The 2017 World Series is scheduled to begin on October 24; the latest it can go (should it need a Game 7) is October 7. Whenever the ‘Fall Classic’ ends, players in the same boat as Justin Upton will have three days to decide whether or not they will opt into the 2018 season with their current team under the expected salary, or decline the option and explore the market.
From a Tigers perspective, it could very much play into how much money they will have to play with in the offseason, should Upton walk away. They’ve already shed $11.75M when trading away fellow outfielder J.D. Martinez a couple weeks back. They will also have close to $20M coming off the books with the contracts of Mike Pelfrey ($8M), Francisco Rodriguez ($6M) and Mark Lowe ($5.5M), who have all been released at some point dating back to spring training.

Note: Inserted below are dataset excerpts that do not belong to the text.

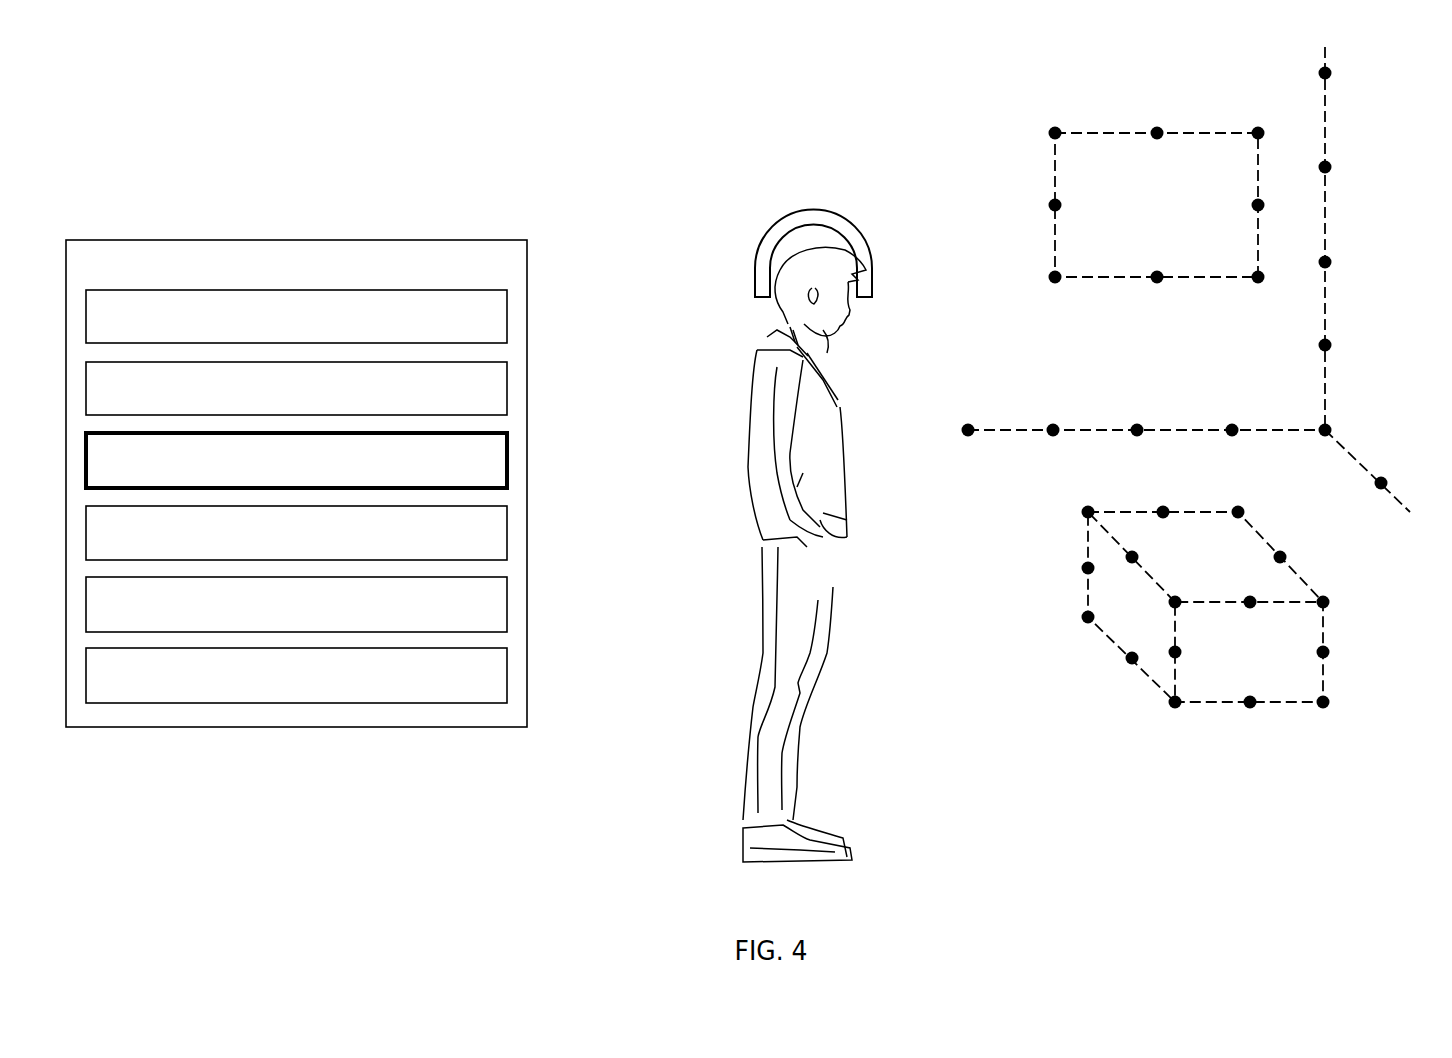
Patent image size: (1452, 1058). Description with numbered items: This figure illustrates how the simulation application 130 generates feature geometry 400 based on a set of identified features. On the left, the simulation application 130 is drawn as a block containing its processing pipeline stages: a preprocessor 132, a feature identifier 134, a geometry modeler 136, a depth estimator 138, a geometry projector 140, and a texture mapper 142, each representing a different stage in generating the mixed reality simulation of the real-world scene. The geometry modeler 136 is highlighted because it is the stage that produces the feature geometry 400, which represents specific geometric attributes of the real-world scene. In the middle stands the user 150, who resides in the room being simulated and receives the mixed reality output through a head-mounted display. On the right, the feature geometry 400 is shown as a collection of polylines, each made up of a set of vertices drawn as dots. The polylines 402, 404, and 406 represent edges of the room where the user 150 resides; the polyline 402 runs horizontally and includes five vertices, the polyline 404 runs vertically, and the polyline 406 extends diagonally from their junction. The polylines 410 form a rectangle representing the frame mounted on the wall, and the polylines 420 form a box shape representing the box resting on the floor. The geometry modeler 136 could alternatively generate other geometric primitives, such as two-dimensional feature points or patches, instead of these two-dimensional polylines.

The simulation application 130 is at (296, 483).
The preprocessor 132 is at (296, 316).
The feature identifier 134 is at (296, 388).
The geometry modeler 136 is at (296, 460).
The depth estimator 138 is at (296, 533).
The geometry projector 140 is at (296, 604).
The texture mapper 142 is at (296, 675).
The user 150 is at (748, 420).
The feature geometry 400 is at (836, 138).
The polyline 402 is at (1182, 430).
The polyline 404 is at (1325, 212).
The polyline 406 is at (1350, 457).
The polylines 410 is at (1123, 133).
The polylines 420 is at (1305, 582).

The contract of catcher Alex Avila is also expiring after this year, and his $2M salary will be freed up some time between now and the end of the season. Add all the dollar amounts mentioned above and they’re getting close to $40M in “cap space” if you will.
Detroit also has impending club options for both pitcher Anibal Sanchez ($16M) and second baseman Ian Kinsler ($10M). Both carry $5M buyouts if their options are declined, which would mean a hypothetical net of $16M in additional spending money. Now you’re looking at ~$56M.
Should Upton eye for greener pastures and a contending club, that’d free up another $88.5M over the next four years; $22.125M per year in that span. Now Detroit would be looking at upwards of $80M in “cap space”, some of which will be dolled out to the Tigers’ arbitration-eligible players.